Facebook loses challenge as court rules in favor of DPC’s draft decision for an inquiry and suspension of Facebook’s data transfers to the US. 

Following the Schrems II judgement of last July, the Irish Data Protection Commission, launched an inquiry into Facebook Ireland Ltd, and suspended the company’s EU-US data flows. Facebook disagreed with, and decided to challenge the decision. The company asserted that the DPC’s decision, and the procedures subsequently adopted are susceptible to judicial review. This long standing legal battle over Facebook Ireland’s right to continue making data transfers to the US, has now come to an end. This ruling, affirming Ireland’s lead regulator’s decision to suspend their EU-US data flows is likely to have major effects on Facebook’s operations. 

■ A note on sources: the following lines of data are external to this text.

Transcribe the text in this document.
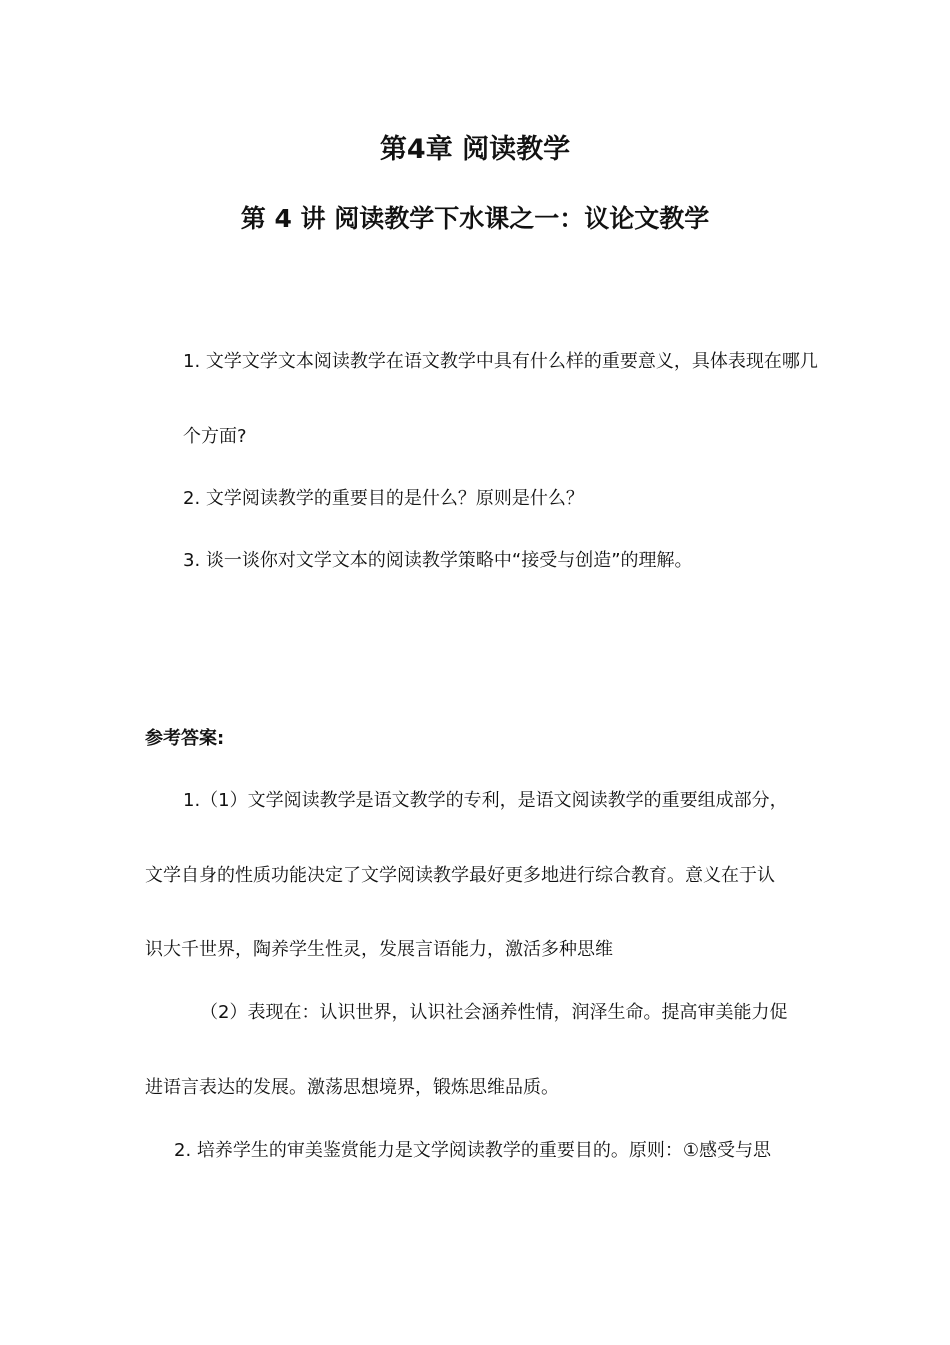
第4章 阅读教学
第 4 讲 阅读教学下水课之一：议论文教学
1. 文学文学文本阅读教学在语文教学中具有什么样的重要意义，具体表现在哪几
个方面?
2. 文学阅读教学的重要目的是什么？原则是什么？
3. 谈一谈你对文学文本的阅读教学策略中“接受与创造”的理解。
参考答案:
1.（1）文学阅读教学是语文教学的专利，是语文阅读教学的重要组成部分，
文学自身的性质功能决定了文学阅读教学最好更多地进行综合教育。意义在于认
识大千世界，陶养学生性灵，发展言语能力，激活多种思维
（2）表现在：认识世界，认识社会涵养性情，润泽生命。提高审美能力促
进语言表达的发展。激荡思想境界，锻炼思维品质。
2. 培养学生的审美鉴赏能力是文学阅读教学的重要目的。原则：①感受与思
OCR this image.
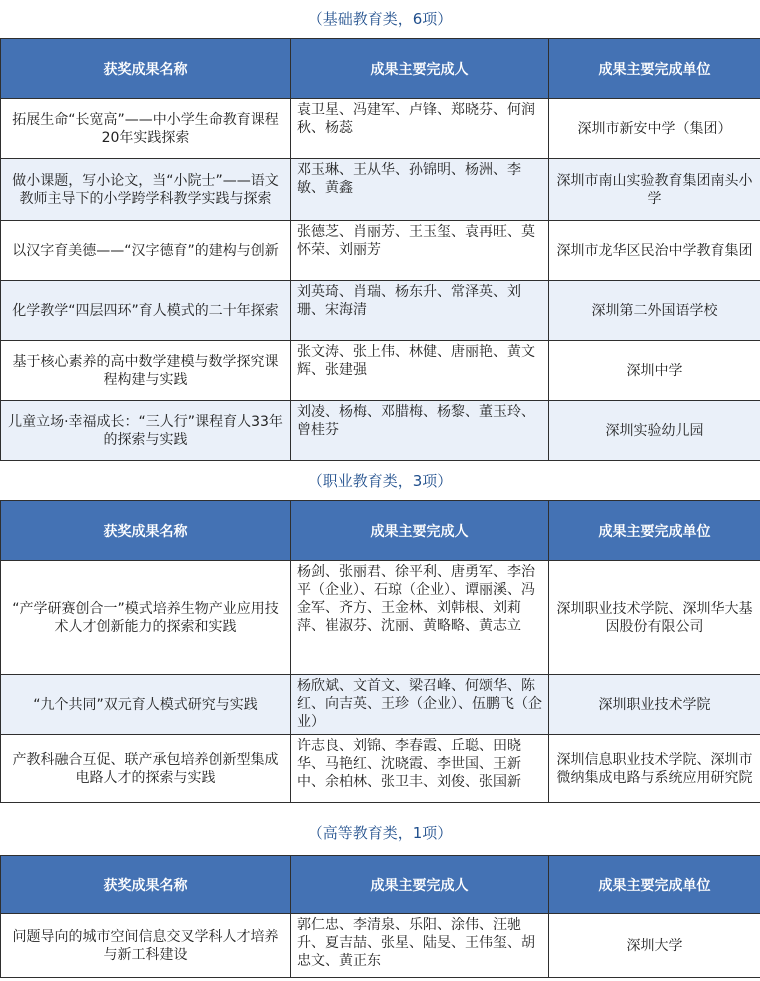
（基础教育类，6项）
获奖成果名称	成果主要完成人	成果主要完成单位
拓展生命“长宽高”——中小学生命教育课程20年实践探索	袁卫星、冯建军、卢锋、郑晓芬、何润秋、杨蕊	深圳市新安中学（集团）
做小课题，写小论文，当“小院士”——语文教师主导下的小学跨学科教学实践与探索	邓玉琳、王从华、孙锦明、杨洲、李敏、黄鑫	深圳市南山实验教育集团南头小学
以汉字育美德——“汉字德育”的建构与创新	张德芝、肖丽芳、王玉玺、袁再旺、莫怀荣、刘丽芳	深圳市龙华区民治中学教育集团
化学教学“四层四环”育人模式的二十年探索	刘英琦、肖瑞、杨东升、常泽英、刘珊、宋海清	深圳第二外国语学校
基于核心素养的高中数学建模与数学探究课程构建与实践	张文涛、张上伟、林健、唐丽艳、黄文辉、张建强	深圳中学
儿童立场·幸福成长：“三人行”课程育人33年的探索与实践	刘凌、杨梅、邓腊梅、杨黎、董玉玲、曾桂芬	深圳实验幼儿园
（职业教育类，3项）
获奖成果名称	成果主要完成人	成果主要完成单位
“产学研赛创合一”模式培养生物产业应用技术人才创新能力的探索和实践	杨剑、张丽君、徐平利、唐勇军、李治平（企业）、石琼（企业）、谭丽溪、冯金军、齐方、王金林、刘韩根、刘莉萍、崔淑芬、沈丽、黄略略、黄志立	深圳职业技术学院、深圳华大基因股份有限公司
“九个共同”双元育人模式研究与实践	杨欣斌、文首文、梁召峰、何颂华、陈红、向吉英、王珍（企业）、伍鹏飞（企业）	深圳职业技术学院
产教科融合互促、联产承包培养创新型集成电路人才的探索与实践	许志良、刘锦、李春霞、丘聪、田晓华、马艳红、沈晓霞、李世国、王新中、余柏林、张卫丰、刘俊、张国新	深圳信息职业技术学院、深圳市微纳集成电路与系统应用研究院
（高等教育类，1项）
获奖成果名称	成果主要完成人	成果主要完成单位
问题导向的城市空间信息交叉学科人才培养与新工科建设	郭仁忠、李清泉、乐阳、涂伟、汪驰升、夏吉喆、张星、陆旻、王伟玺、胡忠文、黄正东	深圳大学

This decision is the culmination of an eight year battle, initiated by a 2013 complaint from Mr. Max Schrems.

Facebook Ireland, a subsidiary of the US company Facebook Inc, provides the social networks Facebook and Instagram to the European region, and houses its central administration and European headquarters in Dublin. In June 2013, Mr Maximilian Schrems filled a complaint with the DPC regarding the transfer of his personal data to the US by Facebook Ireland, claiming that it was unlawful under national and EU law, and in October 2013, the DPC stated that the matter would be “investigated promptly with all due diligence and speed”. In May 2016, the DPC wrote to Facebook Ireland and Mr Schrems with a draft decision that Standard Contractual Clauses could not lawfully be relied upon in respect to transfers of EU citizens’ personal data to the US. After this judgment, in July 2020, the CJEU gave a judgment. The court ruled that according to the GDPR, EU residents whose personal data is transferred to a third country using Standard Contractual Clauses must be afforded the same level of protection guaranteed within the European Union and the GDPR. Since the authorities in the United States cannot be bound by Standard Contractual Clauses, data transferred there may not be effectively protected. As a result of last year’s judgment, the Irish DPC launched an inquiry, and came to a preliminary decision to halt Facebook’s data transfers to the US, a decision that was subsequently challenged by Facebook. 

Facebook challenged the draft decision by the DPC claiming that they should have awaited guidance from the EDPB. 

Facebook challenged the draft decision, as well as the inquiry, claiming that the Data Protection Commission should have waited for guidance from the European Data Protection Board before proceeding with an inquiry and ordering suspension of its data transfers. The company asserted that as a member of the EDPB, the DPC would have received imminent guidance from the EDPB, and should not have acted prior to receiving that. This guidance was eventually published in November 2020, and as of May 14th 2021, the High Court has ruled that Facebook Ireland “ has not established any basis for impugning the DPC decision or the PDD of the procedures for the inquiry adopted by the DPC.” The judge rejected claims by Facebook that the DPC was in breach of its duty in how the case was handled. Justice David Barnaville also stated however, that the DPC should have responded to certain questions that Facebook raised in their October 2020 correspondence.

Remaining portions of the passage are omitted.